Actually, I guess the writer’s thought the same thing because in the next scene—Alice and Jessica are in Rupp’s office—it comes up that the wounds were not the cause of death. (The police did find traces of the victim’s blood on the fins, btw.) Rupp wonders who would use a fish as a weapon to attempt to murder someone in a kitchen full of much better weapons.
Jessica suggests that the person caught Chaz steeling, then Chaz attacked them and they defended themselves with the fish because it was close at hand. It fits the position of the body, Jessica says, and he might have bumped his head as he stumbled back. Rupp replies that he needs to read one of Jessica’s books. (Also, it comes up that Alice was home with her brother when Chaz was murdered. They live together because no one can afford to live alone in Manhattan.)
The only problem with this theory is that it doesn’t account for how the fish got out of the freezer and into the kitchen. If the frozen fish was the closest thing to hand in the freezer, where Chaz was killed, the killer would have had to carry it out to the kitchen and leave it on the counter in order for Alice to have found it there, defrosted, the next day. It’s hard to see how anyone could have a motive to do that, but that is especially the case for someone who struck out in self defense.
In the next scene, Jessica visits Grady and Donna, who are working on the information that Rupp wants.
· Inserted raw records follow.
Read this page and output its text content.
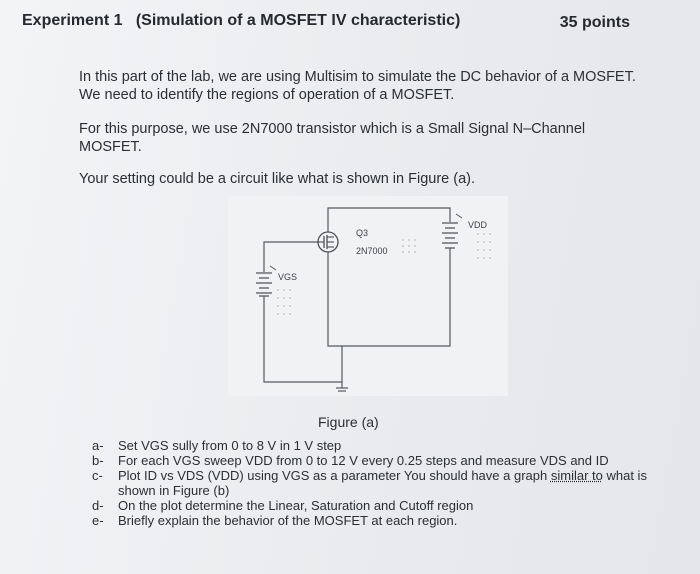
Experiment 1   (Simulation of a MOSFET IV characteristic)	35 points
In this part of the lab, we are using Multisim to simulate the DC behavior of a MOSFET. We need to identify the regions of operation of a MOSFET.
For this purpose, we use 2N7000 transistor which is a Small Signal N–Channel MOSFET.
Your setting could be a circuit like what is shown in Figure (a).
Q3
2N7000
VDD
VGS
Figure (a)
a- Set VGS sully from 0 to 8 V in 1 V step
b- For each VGS sweep VDD from 0 to 12 V every 0.25 steps and measure VDS and ID
c- Plot ID vs VDS (VDD) using VGS as a parameter You should have a graph similar to what is shown in Figure (b)
d- On the plot determine the Linear, Saturation and Cutoff region
e- Briefly explain the behavior of the MOSFET at each region.
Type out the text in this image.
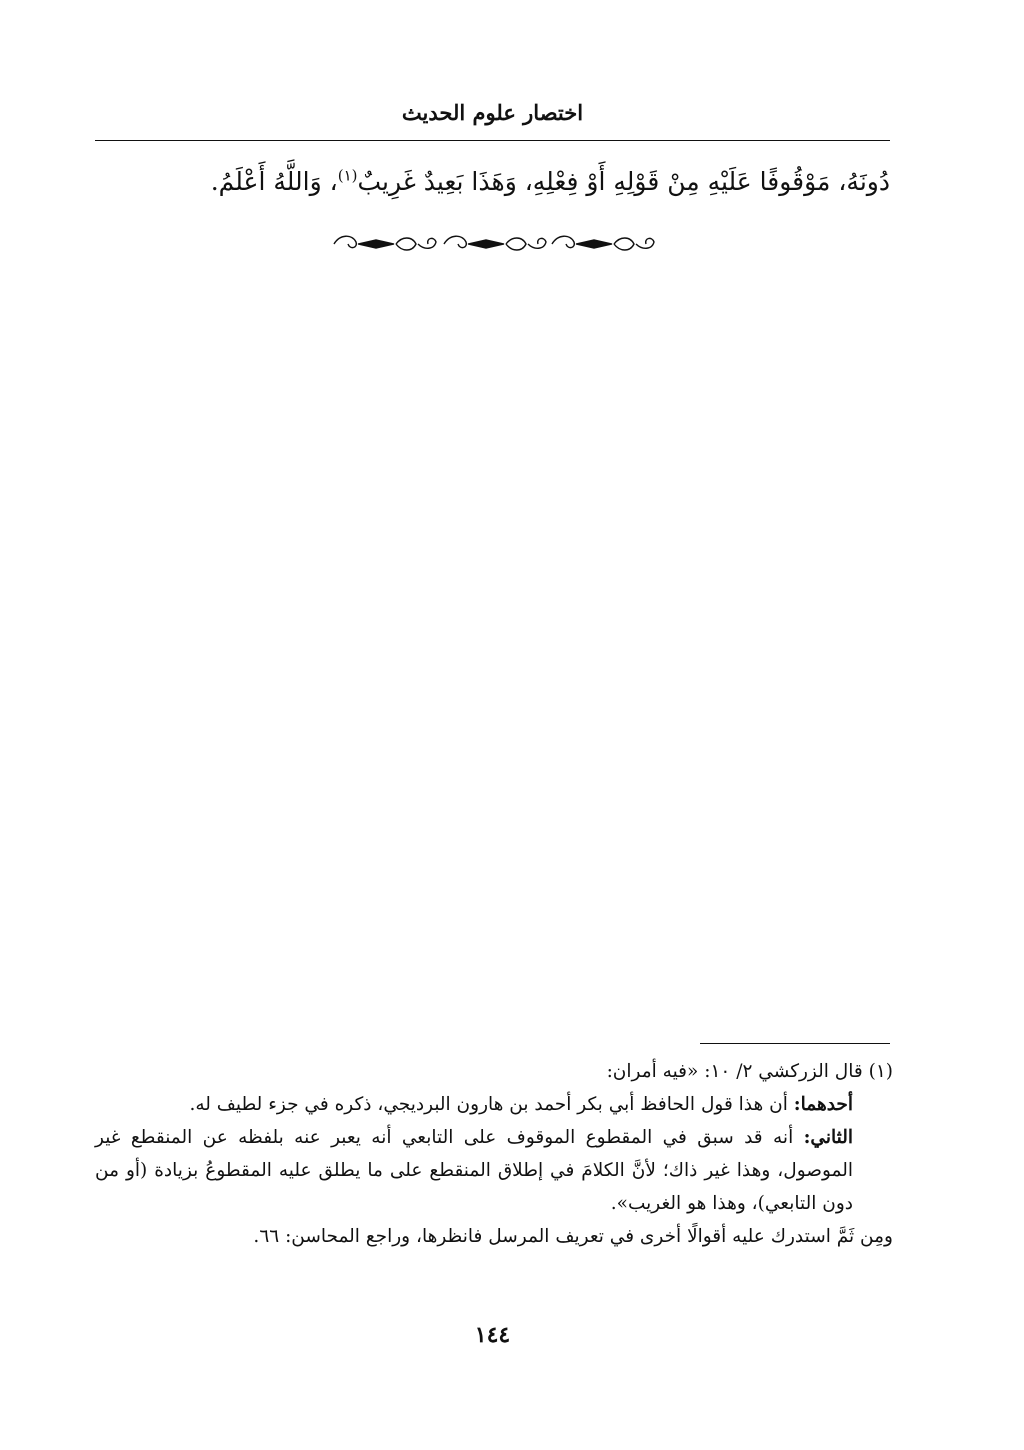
اختصار علوم الحديث

دُونَهُ، مَوْقُوفًا عَلَيْهِ مِنْ قَوْلِهِ أَوْ فِعْلِهِ، وَهَذَا بَعِيدٌ غَرِيبٌ$^{(١)}$، وَاللَّهُ أَعْلَمُ.

(١) قال الزركشي ٢/ ١٠: «فيه أمران:

أحدهما: أن هذا قول الحافظ أبي بكر أحمد بن هارون البرديجي، ذكره في جزء لطيف له.

الثاني: أنه قد سبق في المقطوع الموقوف على التابعي أنه يعبر عنه بلفظه عن المنقطع غير الموصول، وهذا غير ذاك؛ لأنَّ الكلامَ في إطلاق المنقطع على ما يطلق عليه المقطوعُ بزيادة (أو من دون التابعي)، وهذا هو الغريب».

ومِن ثَمَّ استدرك عليه أقوالًا أخرى في تعريف المرسل فانظرها، وراجع المحاسن: ٦٦.

١٤٤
Grady can’t make the investors’ investments add up to the total capitalization of the restaurant and Jessica suggests that there are silent partners. There is also a list of initials nearby, one of which matches Mimi Harcourt’s initials, and Jessica takes a cab ride over to see if she can find out from Mimi that this is correct.
It is. Chaz talked her into investing, promising her secrecy, then blabbed all over town about Mimi’s involvement. Jessica all but accuses Mimi of murdering Chaz, so Mimi produces an alibi—she was in her apartment all night with Doug (Alice’s brother).
Jessica confronts Alice about this, who admits that she lied, but now swears that she didn’t leave her apartment all night. She lied, not for herself, but to give Doug an alibi. (I don’t know that a sister swearing her brother was home would count as an alibi… for precisely this reason. A sister might be 1% better than a mother as an alibi, but that’s not saying much.) Doug takes offense that she thought he needed an alibi, and they squabble for a bit. Then Jessica asks if there would be many people interested in cases of stolen lobster.
This leads Jessica to talk to Valentino, who, after all, is not an unreasonable guess for the purchaser. Chaz had a relationship with him, and he had no great love for Alice’s Farm Restaurant. Jessica’s pretext is that she is thinking of setting a novel in a restaurant and wants to do research. Of course, Jessica discovers the boxes of lobster left out on the counter.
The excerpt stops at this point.